Starting running seems simple enough, you just go out and run, right? Not exactly, it is a little more complicated than that. You need to have a plan in place otherwise mistakes and injuries can happen all too easily. The following will walk you through a plan and provide you with the proper tools to get started.

Mistakes Happen if you Don’t Have a Plan

If you get too excited and just start running, you are likely to experience runner’s knee, shin splints, ITB syndrome, or other injuries that make it uncomfortable to continue your exercise regimen. These are some of the most common running injuries, so to avoid them you need to have a plan in place so you know how much your body can handle.

Another common mistake new runners make is running the same way at the same pace over and over again. It is important to change up the terrain, elevation, and cross-train to avoid stress injuries. A plan can help you do this, but it also important to listen to your body to know what it likes best. For example, if you get too sore after running on the road, try running on well-groomed trails. It might be easier on your joints because you are not landing on the hard asphalt.

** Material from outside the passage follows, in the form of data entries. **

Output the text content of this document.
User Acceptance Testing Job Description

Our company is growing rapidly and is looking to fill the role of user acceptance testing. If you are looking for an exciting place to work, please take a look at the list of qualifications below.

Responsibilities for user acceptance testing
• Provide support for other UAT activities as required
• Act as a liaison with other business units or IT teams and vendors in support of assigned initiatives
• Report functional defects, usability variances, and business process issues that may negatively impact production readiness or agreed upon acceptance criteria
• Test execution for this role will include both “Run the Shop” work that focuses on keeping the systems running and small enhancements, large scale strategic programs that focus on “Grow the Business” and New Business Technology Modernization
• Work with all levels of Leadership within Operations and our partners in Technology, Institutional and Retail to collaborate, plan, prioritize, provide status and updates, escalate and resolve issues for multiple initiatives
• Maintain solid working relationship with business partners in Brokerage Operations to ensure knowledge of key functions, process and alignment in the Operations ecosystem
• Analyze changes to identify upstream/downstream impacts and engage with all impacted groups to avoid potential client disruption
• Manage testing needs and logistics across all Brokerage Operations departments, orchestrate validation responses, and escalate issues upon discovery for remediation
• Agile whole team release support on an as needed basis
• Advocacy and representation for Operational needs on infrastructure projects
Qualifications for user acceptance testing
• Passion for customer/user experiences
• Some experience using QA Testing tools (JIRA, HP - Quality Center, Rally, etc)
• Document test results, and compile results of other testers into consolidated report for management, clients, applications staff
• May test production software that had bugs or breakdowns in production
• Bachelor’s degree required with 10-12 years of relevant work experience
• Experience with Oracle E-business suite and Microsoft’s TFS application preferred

Want to just start running without doing anything else? This is another recipe for injuries. Combine your running plan with strength training to avoid injuries. A strength training workout doesn’t have to be done at the gym as it can be done with your body weight at home.

Where do You Start?

Start with a schedule that you can stick to. You will need to devote at least 30 minutes a day, three to five times a week to your new routine. Set that time aside and don’t waver from 30 minutes, even if you want to go further.

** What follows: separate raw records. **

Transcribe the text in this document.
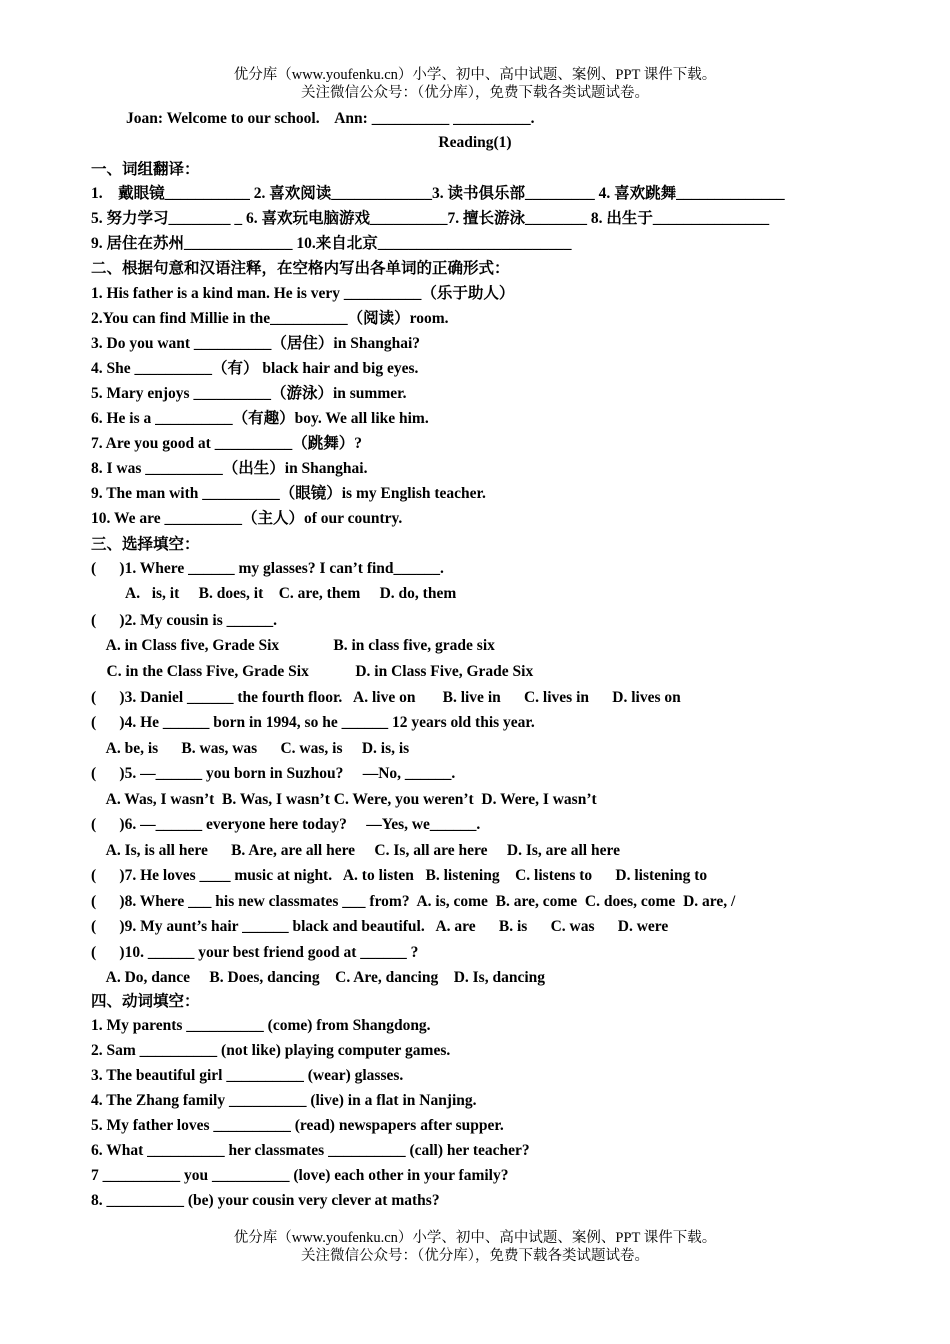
优分库（www.youfenku.cn）小学、初中、高中试题、案例、PPT 课件下载。
关注微信公众号：（优分库），免费下载各类试题试卷。
Joan: Welcome to our school.    Ann: __________ __________.
Reading(1)
一、词组翻译：
1.    戴眼镜___________ 2. 喜欢阅读_____________3. 读书俱乐部_________ 4. 喜欢跳舞______________
5. 努力学习________ _ 6. 喜欢玩电脑游戏__________7. 擅长游泳________ 8. 出生于_______________
9. 居住在苏州______________ 10.来自北京_________________________
二、根据句意和汉语注释，在空格内写出各单词的正确形式：
1. His father is a kind man. He is very __________（乐于助人）
2.You can find Millie in the__________（阅读）room.
3. Do you want __________（居住）in Shanghai?
4. She __________（有） black hair and big eyes.
5. Mary enjoys __________（游泳）in summer.
6. He is a __________（有趣）boy. We all like him.
7. Are you good at __________（跳舞）?
8. I was __________（出生）in Shanghai.
9. The man with __________（眼镜）is my English teacher.
10. We are __________（主人）of our country.
三、选择填空：
(      )1. Where ______ my glasses? I can’t find______.
A.   is, it     B. does, it    C. are, them     D. do, them
(      )2. My cousin is ______.
A. in Class five, Grade Six              B. in class five, grade six
C. in the Class Five, Grade Six            D. in Class Five, Grade Six
(      )3. Daniel ______ the fourth floor.   A. live on       B. live in      C. lives in      D. lives on
(      )4. He ______ born in 1994, so he ______ 12 years old this year.
A. be, is      B. was, was      C. was, is     D. is, is
(      )5. —______ you born in Suzhou?     —No, ______.
A. Was, I wasn’t  B. Was, I wasn’t C. Were, you weren’t  D. Were, I wasn’t
(      )6. —______ everyone here today?     —Yes, we______.
A. Is, is all here      B. Are, are all here     C. Is, all are here     D. Is, are all here
(      )7. He loves ____ music at night.   A. to listen   B. listening    C. listens to      D. listening to
(      )8. Where ___ his new classmates ___ from?  A. is, come  B. are, come  C. does, come  D. are, /
(      )9. My aunt’s hair ______ black and beautiful.   A. are      B. is      C. was      D. were
(      )10. ______ your best friend good at ______ ?
A. Do, dance     B. Does, dancing    C. Are, dancing    D. Is, dancing
四、动词填空：
1. My parents __________ (come) from Shangdong.
2. Sam __________ (not like) playing computer games.
3. The beautiful girl __________ (wear) glasses.
4. The Zhang family __________ (live) in a flat in Nanjing.
5. My father loves __________ (read) newspapers after supper.
6. What __________ her classmates __________ (call) her teacher?
7 __________ you __________ (love) each other in your family?
8. __________ (be) your cousin very clever at maths?
优分库（www.youfenku.cn）小学、初中、高中试题、案例、PPT 课件下载。
关注微信公众号：（优分库），免费下载各类试题试卷。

Start by walking for five minutes and then go ahead and run until you are out of breath — this can be 30 seconds or one minute. Walk for a couple of minutes to catch your breath and then start running again. Keep up this interval until you hit the 30-minute mark. Eventually, your intervals will get longer and longer until you can run a full 20 minutes — plus five minutes for warm up and five for cool down, for a total of 30 minutes.

running plan

What do You Need?

To start running all you really need are a good pair of running shoes, but this is also where the planning comes into place. You need the right type of shoes for your feet and body type. Without the right shoes, you risk the chance of injury and losing all the progress you have made. Check out the running shoe finder to start finding the right shoes for you.

If you want to track your progress, you will need a fitness tracker. As you progress, you may want to invest in higher priced watches to track your heart rate, recovery time, routes, etc. There are many options out there in varying price ranges to suit your needs. This is not a necessity, but a nice option to have as you time your runs.

Strength Training

We touched on strength training earlier, now let’s talk about what that looks like. As you strength train, your muscles will build more endurance and will be able to support your joints better. Overall, this will reduce the number of injuries, but help you improve your running form as well.

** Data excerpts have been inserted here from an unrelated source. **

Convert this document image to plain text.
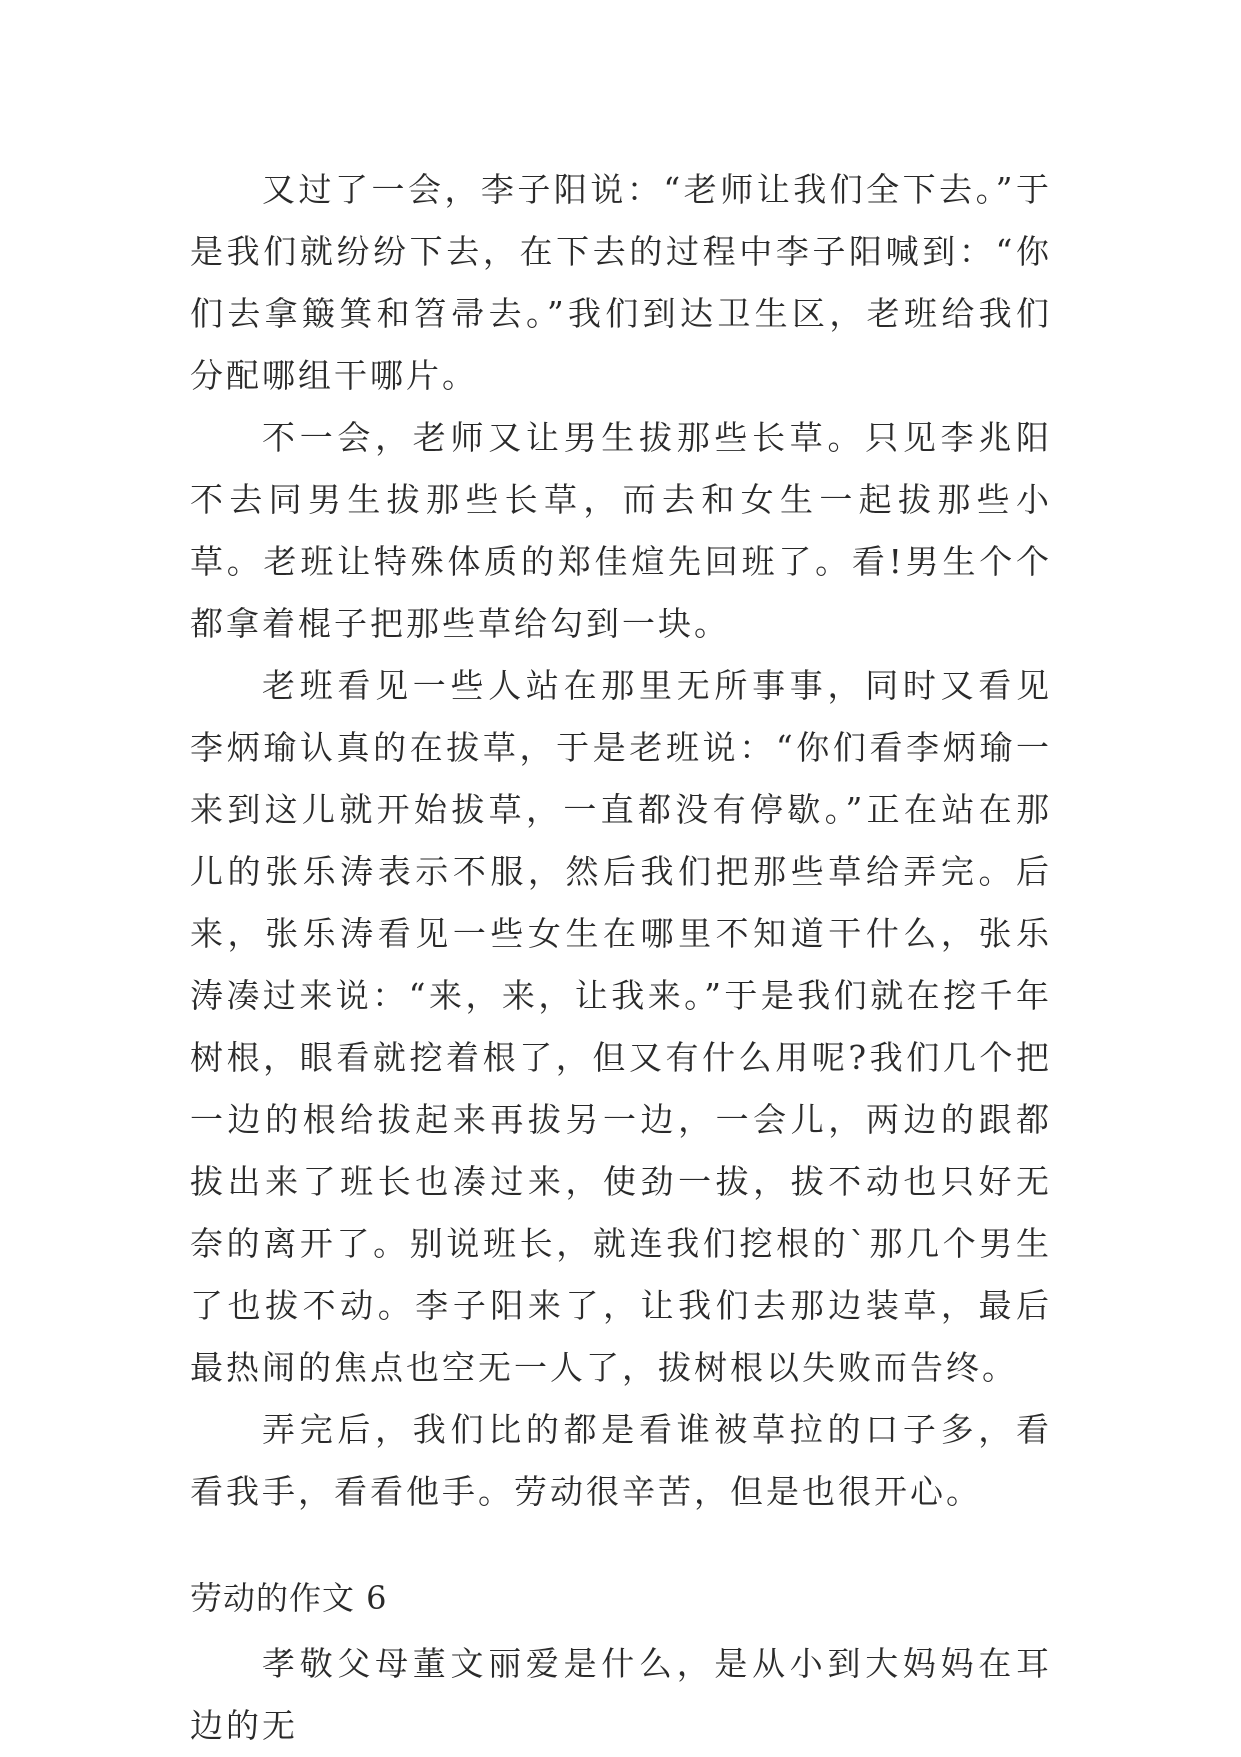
又过了一会，李子阳说：“老师让我们全下去。”于是我们就纷纷下去，在下去的过程中李子阳喊到：“你们去拿簸箕和笤帚去。”我们到达卫生区，老班给我们分配哪组干哪片。

不一会，老师又让男生拔那些长草。只见李兆阳不去同男生拔那些长草，而去和女生一起拔那些小草。老班让特殊体质的郑佳煊先回班了。看!男生个个都拿着棍子把那些草给勾到一块。

老班看见一些人站在那里无所事事，同时又看见李炳瑜认真的在拔草，于是老班说：“你们看李炳瑜一来到这儿就开始拔草，一直都没有停歇。”正在站在那儿的张乐涛表示不服，然后我们把那些草给弄完。后来，张乐涛看见一些女生在哪里不知道干什么，张乐涛凑过来说：“来，来，让我来。”于是我们就在挖千年树根，眼看就挖着根了，但又有什么用呢?我们几个把一边的根给拔起来再拔另一边，一会儿，两边的跟都拔出来了班长也凑过来，使劲一拔，拔不动也只好无奈的离开了。别说班长，就连我们挖根的`那几个男生了也拔不动。李子阳来了，让我们去那边装草，最后最热闹的焦点也空无一人了，拔树根以失败而告终。

弄完后，我们比的都是看谁被草拉的口子多，看看我手，看看他手。劳动很辛苦，但是也很开心。

劳动的作文 6

孝敬父母董文丽爱是什么，是从小到大妈妈在耳边的无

Strength training also helps burns fat. Adding strength training to running can help you to lose weight faster. Some common strength training exercises you can do at home include:

  • Lunges
  • Squats
  • Calf Raises
  • Planks
  • Push-ups

running plan

Make Some Goals

Now that you have a running plan and know where to start when it comes to strength training, it is time to make some goals. After all, what is the reason you are running? This is a good question to think about as you set smaller goals and work towards larger ones.

If you are not sure what goals to set, try setting a goal to run a 5k. Once you complete a 5k, race against your previous time. Maybe move up to a 10k or a marathon as you complete your goals. It is important to make the goals achievable and the things you can accomplish in small steps.

It’s Easier Than You Think

Don’t push yourself too hard when you start out. By taking it easy, your body will adapt to running, and it will get easier over time. Progress may be slow, but soon you will start to notice you can run longer and longer stretches without getting out of breath. Once running becomes a habit, you will not be able to imagine how you lived without it. The goal is to keep at it no matter how fast or slow you go. Best of luck!